The organization was founded to connect makers who wanted to help others with the technology and resources required. “We wanted to connect these two movements,” says Roy Goldenberg, community development director at TOM, of the organization’s founding. “People willing to give their time to help those at the bottom of the pyramid, the most vulnerable, and a shift in technology that allows us to manufacture these solutions [such as prosthetics] all around the world.”

That shift in technology is the rise of the 3D printer. While 3D printing technology has existed since the 1980s, it’s only in the past seven years or so that these devices have become so user-friendly and affordable that they’re practically mainstream. They cost as little as $250, and even children can learn how to use them

The 3D printing technology used by TOM and others allows them to produce supplies faster and at a lower cost than traditional manufacturing facilities. Factories generally manufacture items—say, a plastic food container lid—based on a mold, which itself costs up to thousands of dollars to make. When that item is produced hundreds of thousands of times, that high cost is spread out over time, making it cost efficient for a factory. But during a crisis, manufacturers don’t have the time or resources to ramp up immediately.

3D printers, on the other hand, rely on digital designs, many of which circulate on online libraries, rather than molds. That plastic food container lid, for example, could be made from just $5 of raw material in a 3D printer, says Goldenberg. 

When the COVID-19 pandemic hit, TOM, a WeWork member in Tel Aviv and New York City, decided to “create our own maker army” to provide medical professionals with much-needed supplies, Goldenberg says. 

The central TOM team in Israel prototyped designs, delivered them to local hospitals to test, and then quickly iterated on the designs based on user feedback. The tweaked designs were uploaded to their open-source online database and distributed to TOM’s global network of makers. Right now the most popular design being printed by TOM’s global maker network is a face shield: a plastic covering attached to a visor that protects a wearer’s entire face. As of mid-April, the organization has donated more than 15,000 face shields around the world.

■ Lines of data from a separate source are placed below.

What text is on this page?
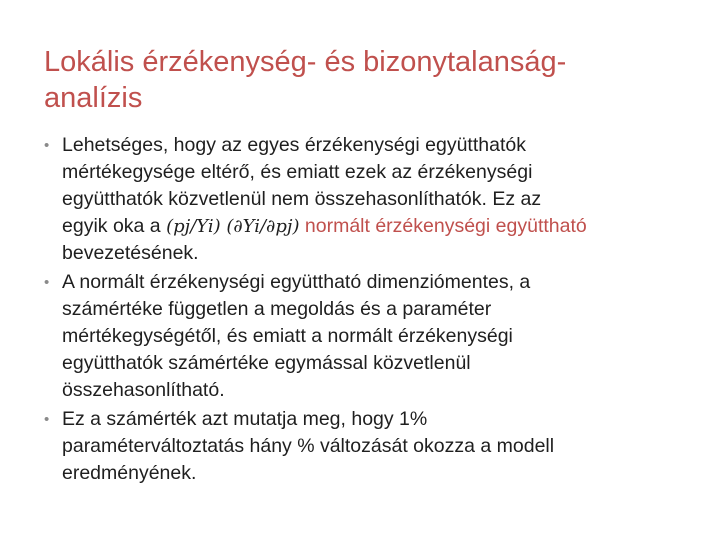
Lokális érzékenység- és bizonytalanság-
analízis
• Lehetséges, hogy az egyes érzékenységi együtthatók
mértékegysége eltérő, és emiatt ezek az érzékenységi
együtthatók közvetlenül nem összehasonlíthatók. Ez az
egyik oka a (pj/Yi) (∂Yi/∂pj) normált érzékenységi együttható
bevezetésének.
• A normált érzékenységi együttható dimenziómentes, a
számértéke független a megoldás és a paraméter
mértékegységétől, és emiatt a normált érzékenységi
együtthatók számértéke egymással közvetlenül
összehasonlítható.
• Ez a számérték azt mutatja meg, hogy 1%
paraméterváltoztatás hány % változását okozza a modell
eredményének.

That includes nearly 3,000 in Israel, over 4,000 in Mexico, and 5,000 in Serbia. 

Makers say that the most difficult part of the grassroots movement to make PPE is the operations and logistics of getting material to makers and products to hospitals. And much like a regular printer, it’s not the 3D printer that’s costly, but the raw materials, or plastic filaments, that feed into it. 

“We are short of 40,000 face shields in Israel,” says Goldenberg of TOM. “Our bottleneck is mostly around finding resources to get raw materials. It’s not because we don’t have enough 3D printers, but because we don’t have enough raw materials.” The organization is accepting donations that will go toward procuring these materials for their maker communities around the world. 

Goldenberg emphasizes that these efforts are not meant to replace factories, but to step in swiftly when factories are unable to do so. “It takes time and effort for factories to move. In the meantime, the situation needs a quick response,” he says. “We’re living in a unique time. That requires unique behavior, engagement, and support from around the world.”

Anjie Zheng is the editor of Ideas by WeWork. Previously she was a reporter for the Wall Street Journal. Her work has also appeared in Fast Company, Quartz, and LitHub.